Больше никаких толковых идей ни у кого не было.
Выслушав коллег и поразмыслив, Вика выдвинула своё предположение:
– А что, если Рыков действительно собирался выдать известных ему организаторов подпольных боёв, но передумал?
– Почему? – прогудел Эд.
– Или проспался и вспомнил, что с ними шутки плохи, или ему напомнили, – Азамат с трудом сидел на месте, так ему не терпелось поскорей найти таинственных организаторов.
– Кто? – удивился Макс. – Он же всю ночь был в камере, а телефон у него изъяли.
– В камере сейчас неизвестный, – напомнила Вика. – Его наверняка доставили ночью.
«Спецы» переглянулись.
– Проверим камеры в коридоре, – решил Егор. – Я к Иванычу за разрешением.
Через четверть часа Б-пять просматривали записи с камер. Картинка была чёрно-белой, довольно размытой, но люди на записи опознаваемы. Звука, увы, не было, но хоть что-то.
Выяснилось, что ночью к камерам подходили трое: Антон Иваныч, дежурный и парнишка, который привёл здоровяка.
Иваныча из списка подозреваемых исключили сразу.
Дежурный подходил к камере дважды: один раз о чём-то спросить, второй раз, чтобы сводить задержанного в туалет.
Здоровяка доставил парнишка из новой Я-три, стажёр этого года, взятый Олегом Яковлевым в группу после инцидента с безумным Зеркальщиком. Парнишка с Рыковым не разговаривал, даже не смотрел в его сторону. А вот здоровяк обменялся с товарищем по несчастью парой-другой реплик.
Здоровяка привели около шести утра, и с этого момента дремавший до того Рыков больше не спал. Один раз встал, сделал зарядку с приседаниями и наклонами, а всё остальное время сидел, опершись на стену, и выглядел крайне задумчивым.
– Вика, узнай, за что задержали того типа, потом побеседуем с ним. Макс, поищи контакты ночного дежурного и парня из Я-три – с ними тоже надо поговорить. Эд, Аз, пока ждите указаний.
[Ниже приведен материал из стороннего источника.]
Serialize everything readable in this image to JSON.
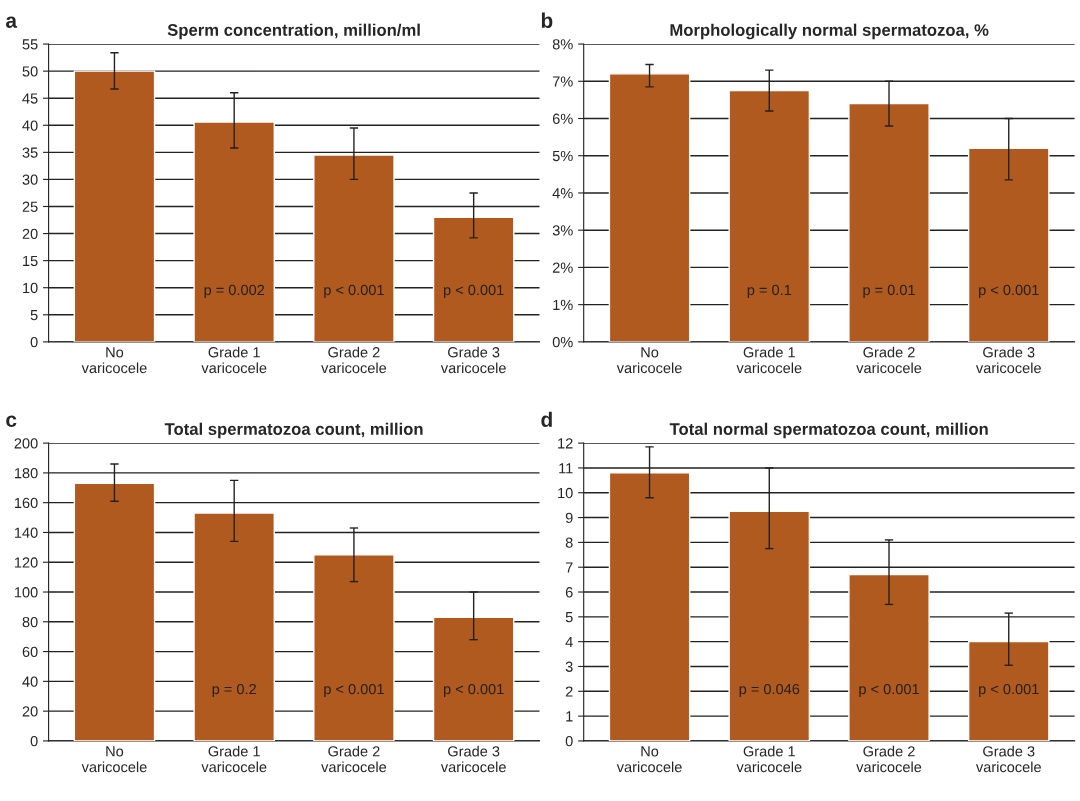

Здоровяка со смешной фамилией Лапушкин задержали из-за пустяка: просроченное на три дня разрешение на фамилиара. На такие мелкие нарушения «спецы» чаще всего закрывали глаза, в крайнем случае – выписывали штраф, как и полагается по правилам. Но чтоб тащить человека в шесть утра в камеру, такого не бывало.
Очень и очень странно.
Антон Иваныч, очевидно, тоже так решил, поскольку тут же дал разрешение поговорить с Лапушкиным.
Тот не стал скрывать, почему с ним так обошлись:
– Ну, я, эта, вспылил маленько и в глаз вашему сотруднику заехал. А чё он меня в такую рань разбудил, а? Я только со смены пришёл, спать лёг, а тут – на тебе. Психанул, да. Вы же, эта, меня в тюрьму не посадите, а?
Здоровяк мялся, потел, отводил глаза, но тем не менее нападение на сотрудника при исполнении уже больше походило на основание для задержания. И всё же Вику не отпускало беспокойство.
– Имейте в виду, что за дачу заведомо ложных показаний вам грозит уголовная ответственность, – строго заявила Вика. – Статья триста седьмая УК РФ.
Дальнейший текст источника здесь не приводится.